The NBA is Fantastic-(ally racist, if you judge based on owners' private thoughts)
Bruce Levenson should check his demographics. Levenson is the owner of the Atlanta Spirit, an investment group that owns stakes in various professional sports franchises in Georgia, including the NBA’s Atlanta Hawks. He also happens to be in hot water, embroiled in controversy, and all the other cliched idioms used to describe the effects of private stupidity gone public.
You see, Levenson’s business is in Atlanta, a predominantly black city. With a higher number of affluent black families than almost anywhere else in the country, African-Americans represent 54 percent of Atlanta’s population, and they’re more civically and commercially influential there than in any other U.S. city. Plus, the basketball team Levenson owns plays in a league where four of five players are black.

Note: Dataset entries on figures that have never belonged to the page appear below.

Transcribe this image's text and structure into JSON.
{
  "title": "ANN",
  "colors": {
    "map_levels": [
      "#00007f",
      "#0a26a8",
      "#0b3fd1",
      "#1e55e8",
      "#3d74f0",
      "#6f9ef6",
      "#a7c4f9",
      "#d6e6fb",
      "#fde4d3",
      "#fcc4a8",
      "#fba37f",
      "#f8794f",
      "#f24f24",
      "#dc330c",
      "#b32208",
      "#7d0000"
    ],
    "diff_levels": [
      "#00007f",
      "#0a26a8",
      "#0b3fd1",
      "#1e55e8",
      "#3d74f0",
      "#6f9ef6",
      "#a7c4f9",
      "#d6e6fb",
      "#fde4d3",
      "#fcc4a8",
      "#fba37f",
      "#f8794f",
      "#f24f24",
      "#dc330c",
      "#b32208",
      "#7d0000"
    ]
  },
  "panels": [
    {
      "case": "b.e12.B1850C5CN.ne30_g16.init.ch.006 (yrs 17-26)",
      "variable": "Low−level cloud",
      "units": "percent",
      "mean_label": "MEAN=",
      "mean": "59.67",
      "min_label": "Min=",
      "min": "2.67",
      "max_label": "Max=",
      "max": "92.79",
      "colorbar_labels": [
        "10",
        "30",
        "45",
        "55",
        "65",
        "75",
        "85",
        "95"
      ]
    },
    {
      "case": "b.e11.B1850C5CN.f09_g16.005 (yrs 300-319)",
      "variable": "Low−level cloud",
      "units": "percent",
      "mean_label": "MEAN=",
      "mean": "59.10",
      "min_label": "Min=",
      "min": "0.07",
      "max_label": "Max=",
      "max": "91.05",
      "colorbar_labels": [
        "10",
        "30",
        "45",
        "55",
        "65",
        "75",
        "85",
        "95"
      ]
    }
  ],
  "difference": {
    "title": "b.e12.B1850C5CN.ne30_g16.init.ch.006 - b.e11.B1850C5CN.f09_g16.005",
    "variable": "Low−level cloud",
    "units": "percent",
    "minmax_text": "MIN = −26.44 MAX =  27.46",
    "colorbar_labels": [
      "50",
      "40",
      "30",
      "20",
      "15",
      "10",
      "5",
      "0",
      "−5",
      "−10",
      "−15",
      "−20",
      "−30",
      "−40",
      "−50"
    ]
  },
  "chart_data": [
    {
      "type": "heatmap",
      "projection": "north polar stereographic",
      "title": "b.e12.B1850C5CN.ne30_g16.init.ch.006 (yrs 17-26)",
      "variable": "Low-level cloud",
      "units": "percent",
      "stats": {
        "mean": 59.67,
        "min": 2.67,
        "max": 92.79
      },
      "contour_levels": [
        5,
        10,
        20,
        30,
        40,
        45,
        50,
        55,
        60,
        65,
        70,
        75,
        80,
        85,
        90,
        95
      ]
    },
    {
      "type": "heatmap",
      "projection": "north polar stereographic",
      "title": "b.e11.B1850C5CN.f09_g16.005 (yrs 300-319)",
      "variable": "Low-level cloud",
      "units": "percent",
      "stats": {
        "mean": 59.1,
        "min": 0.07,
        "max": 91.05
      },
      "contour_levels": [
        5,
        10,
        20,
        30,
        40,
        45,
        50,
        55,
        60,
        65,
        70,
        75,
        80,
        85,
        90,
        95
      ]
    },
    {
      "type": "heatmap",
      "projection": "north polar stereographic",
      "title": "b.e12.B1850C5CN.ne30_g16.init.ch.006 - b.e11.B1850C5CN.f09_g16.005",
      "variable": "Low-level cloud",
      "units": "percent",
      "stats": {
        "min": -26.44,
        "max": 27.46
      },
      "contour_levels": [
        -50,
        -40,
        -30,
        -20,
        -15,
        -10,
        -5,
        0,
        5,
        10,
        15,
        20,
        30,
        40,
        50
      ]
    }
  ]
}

In a recently leaked e-mail, Levenson lamented the “overwhelming black audience” at Hawks games, saying it is harder to sell season tickets to a black customer base because “black fans don’t have the spendable income” for these pricier packages. Levenson also griped that there were “few fathers and sons at the games.” He astonishingly theorizes that white folks are frightened off at the site of black people at a basketball game played mostly by black players.
From Levenson’s email:
then i start looking around our arena during games and notice the following:
— it’s 70 pct black
— the cheerleaders are black
— the music is hip hop
— at the bars it’s 90 pct black
— there are few fathers and sons at the games
— we are doing after game concerts to attract more fans and the concerts are either hip hop or gospel.
Then i start looking around at other arenas. It is completely different. Even DC with its affluent black community never has more than 15 pct black audience.

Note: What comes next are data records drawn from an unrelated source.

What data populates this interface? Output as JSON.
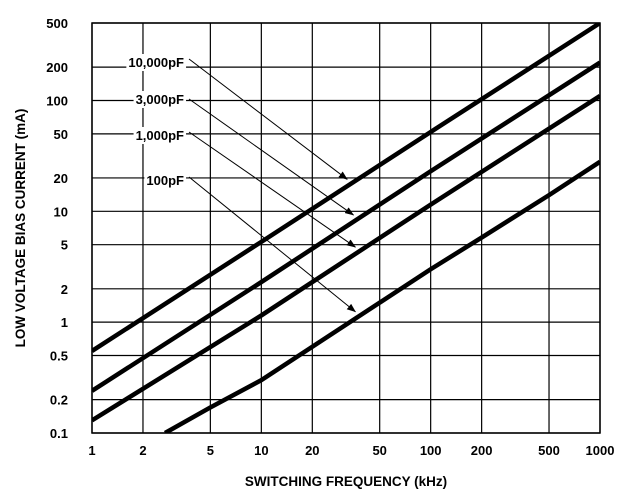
{
  "chart_data": {
    "type": "line",
    "xlabel": "SWITCHING FREQUENCY (kHz)",
    "ylabel": "LOW VOLTAGE BIAS CURRENT (mA)",
    "xscale": "log",
    "yscale": "log",
    "xlim": [
      1,
      1000
    ],
    "ylim": [
      0.1,
      500
    ],
    "grid": true,
    "x_ticks": [
      1,
      2,
      5,
      10,
      20,
      50,
      100,
      200,
      500,
      1000
    ],
    "x_tick_labels": [
      "1",
      "2",
      "5",
      "10",
      "20",
      "50",
      "100",
      "200",
      "500",
      "1000"
    ],
    "y_ticks": [
      0.1,
      0.2,
      0.5,
      1,
      2,
      5,
      10,
      20,
      50,
      100,
      200,
      500
    ],
    "y_tick_labels": [
      "0.1",
      "0.2",
      "0.5",
      "1",
      "2",
      "5",
      "10",
      "20",
      "50",
      "100",
      "200",
      "500"
    ],
    "series": [
      {
        "name": "10,000pF",
        "x": [
          1,
          10,
          100,
          1000
        ],
        "y": [
          0.55,
          5.3,
          52,
          500
        ]
      },
      {
        "name": "3,000pF",
        "x": [
          1,
          10,
          100,
          1000
        ],
        "y": [
          0.24,
          2.3,
          23,
          220
        ]
      },
      {
        "name": "1,000pF",
        "x": [
          1,
          10,
          100,
          1000
        ],
        "y": [
          0.13,
          1.15,
          11.5,
          110
        ]
      },
      {
        "name": "100pF",
        "x": [
          2.7,
          5,
          10,
          20,
          50,
          100,
          200,
          500,
          1000
        ],
        "y": [
          0.1,
          0.17,
          0.3,
          0.6,
          1.5,
          3.0,
          5.8,
          14,
          28
        ]
      }
    ],
    "annotations": [
      {
        "text": "10,000pF",
        "series": 0
      },
      {
        "text": "3,000pF",
        "series": 1
      },
      {
        "text": "1,000pF",
        "series": 2
      },
      {
        "text": "100pF",
        "series": 3
      }
    ]
  }
}
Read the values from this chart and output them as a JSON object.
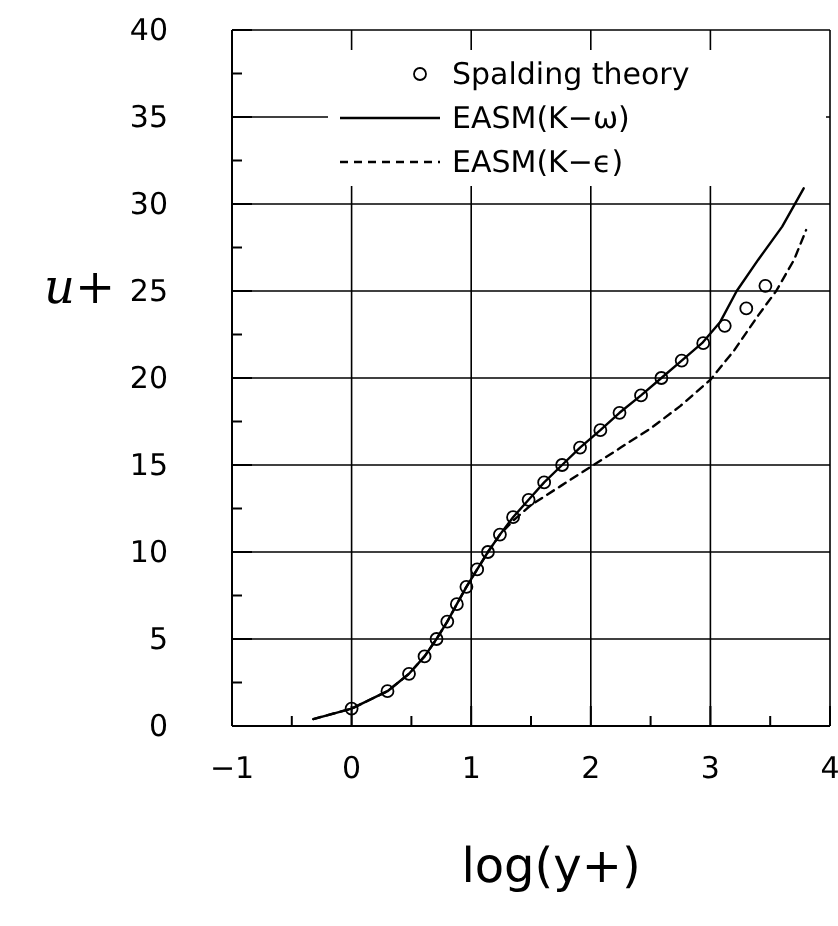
{
  "chart_data": {
    "type": "line",
    "xlabel": "log(y+)",
    "ylabel": "u+",
    "xlim": [
      -1,
      4
    ],
    "ylim": [
      0,
      40
    ],
    "xticks": [
      -1,
      {
        "value": -0.5,
        "label": null
      },
      0,
      {
        "value": 0.5,
        "label": null
      },
      1,
      {
        "value": 1.5,
        "label": null
      },
      2,
      {
        "value": 2.5,
        "label": null
      },
      3,
      {
        "value": 3.5,
        "label": null
      },
      4
    ],
    "yticks": [
      0,
      {
        "value": 2.5,
        "label": null
      },
      5,
      {
        "value": 7.5,
        "label": null
      },
      10,
      {
        "value": 12.5,
        "label": null
      },
      15,
      {
        "value": 17.5,
        "label": null
      },
      20,
      {
        "value": 22.5,
        "label": null
      },
      25,
      {
        "value": 27.5,
        "label": null
      },
      30,
      {
        "value": 32.5,
        "label": null
      },
      35,
      {
        "value": 37.5,
        "label": null
      },
      40
    ],
    "grid": true,
    "legend": "top right",
    "series": [
      {
        "name": "Spalding theory",
        "type": "scatter",
        "marker": "circle",
        "color": "#000000",
        "x": [
          0,
          0.3,
          0.48,
          0.61,
          0.71,
          0.8,
          0.88,
          0.96,
          1.05,
          1.14,
          1.24,
          1.35,
          1.48,
          1.61,
          1.76,
          1.91,
          2.08,
          2.24,
          2.42,
          2.59,
          2.76,
          2.94,
          3.12,
          3.3,
          3.46
        ],
        "values": [
          1,
          2,
          3,
          4,
          5,
          6,
          7,
          8,
          9,
          10,
          11,
          12,
          13,
          14,
          15,
          16,
          17,
          18,
          19,
          20,
          21,
          22,
          23,
          24,
          25.3
        ]
      },
      {
        "name": "EASM(K−ω)",
        "marker": "none",
        "line_style": "solid",
        "color": "#000000",
        "x": [
          -0.32,
          0,
          0.3,
          0.48,
          0.61,
          0.71,
          0.8,
          0.88,
          0.96,
          1.05,
          1.14,
          1.24,
          1.35,
          1.48,
          1.61,
          1.76,
          1.91,
          2.08,
          2.24,
          2.42,
          2.59,
          2.76,
          2.93,
          3.08,
          3.22,
          3.4,
          3.6,
          3.78
        ],
        "values": [
          0.4,
          1,
          2,
          3,
          4,
          5,
          6,
          7,
          8,
          9,
          10,
          11,
          12,
          13,
          14,
          15,
          16,
          17,
          18,
          19,
          20,
          21,
          22,
          23.2,
          25,
          26.8,
          28.7,
          30.9
        ]
      },
      {
        "name": "EASM(K−ϵ)",
        "marker": "none",
        "line_style": "dashed",
        "color": "#000000",
        "x": [
          -0.32,
          0,
          0.3,
          0.48,
          0.61,
          0.71,
          0.8,
          0.88,
          0.96,
          1.05,
          1.14,
          1.24,
          1.35,
          1.5,
          1.75,
          2.0,
          2.25,
          2.5,
          2.75,
          3.0,
          3.2,
          3.4,
          3.55,
          3.7,
          3.8
        ],
        "values": [
          0.4,
          1,
          2,
          3,
          4,
          5,
          6,
          7,
          8,
          9,
          10,
          11,
          11.8,
          12.7,
          13.8,
          14.9,
          16,
          17.1,
          18.4,
          19.9,
          21.6,
          23.6,
          25,
          26.8,
          28.5
        ]
      }
    ]
  }
}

Some context: Atlanta is a horrible sports town. Fans show up late, they rarely support their teams except during playoff races, and attendance ranges from mediocre (the football Falcons) to outright putrid (the Hawks were third to last in 2013-2014). Aside from the weak fandom, as we’ve established, Atlanta is mostly black. Those who do show up are going to look a lot like the city’s demographics, as they have for decades. It’s surprising that Levenson didn’t understand either of these important market drivers before buying the Hawks in 2004. Season ticket sales were going to be elusive, as they’ve always been.
The common thread with Levenson, whose comments were defended as business-minded by no less than Kareem Abdul-Jabbar, and former-Los Angeles Clippers owner Donald Sterling’s Disney villainesque, unrepentant bigotry, is in its power. This isn’t ignorance being flamed about by a broke redneck tweeting slurs from the obscurity of his doublewide. These are very rich men with controls over the communities they live in; men who wield the power to dictate outcomes. Outcomes, for instance, that result in substandard living conditions for minorities, as was the case of Sterling the slumlord, who made exploiting mostly minority populations. Or, in the case of Levenson, who is perfectly happy to sell black athletic performance as entertainment but strategizes to limit the black consumer from enjoying his product because he doesn’t think they can afford the premium offerings.
When you dismiss Levenson’s dollar status scale, reproduced above in its likely entirety, as mere business strategy, it becomes harder to criticize the implications of the strategy. But that doesn’t change what it is: a soft prejudice that results in real disadvantages for real people that, if not for a boneheaded e-mail, probably would not have become visible.
Racism is often not immediately apparent. Like banks and groceries stores focusing their giveaways and marketing efforts in affluent communities, the quiet prejudice of unspoken business strategies, like its redlining forebearers, corrodes without making a sound. These days, if you’re entrusted with a position of power, you can be loud, and you can be stupid, but you can’t be both. Not without the world finding out.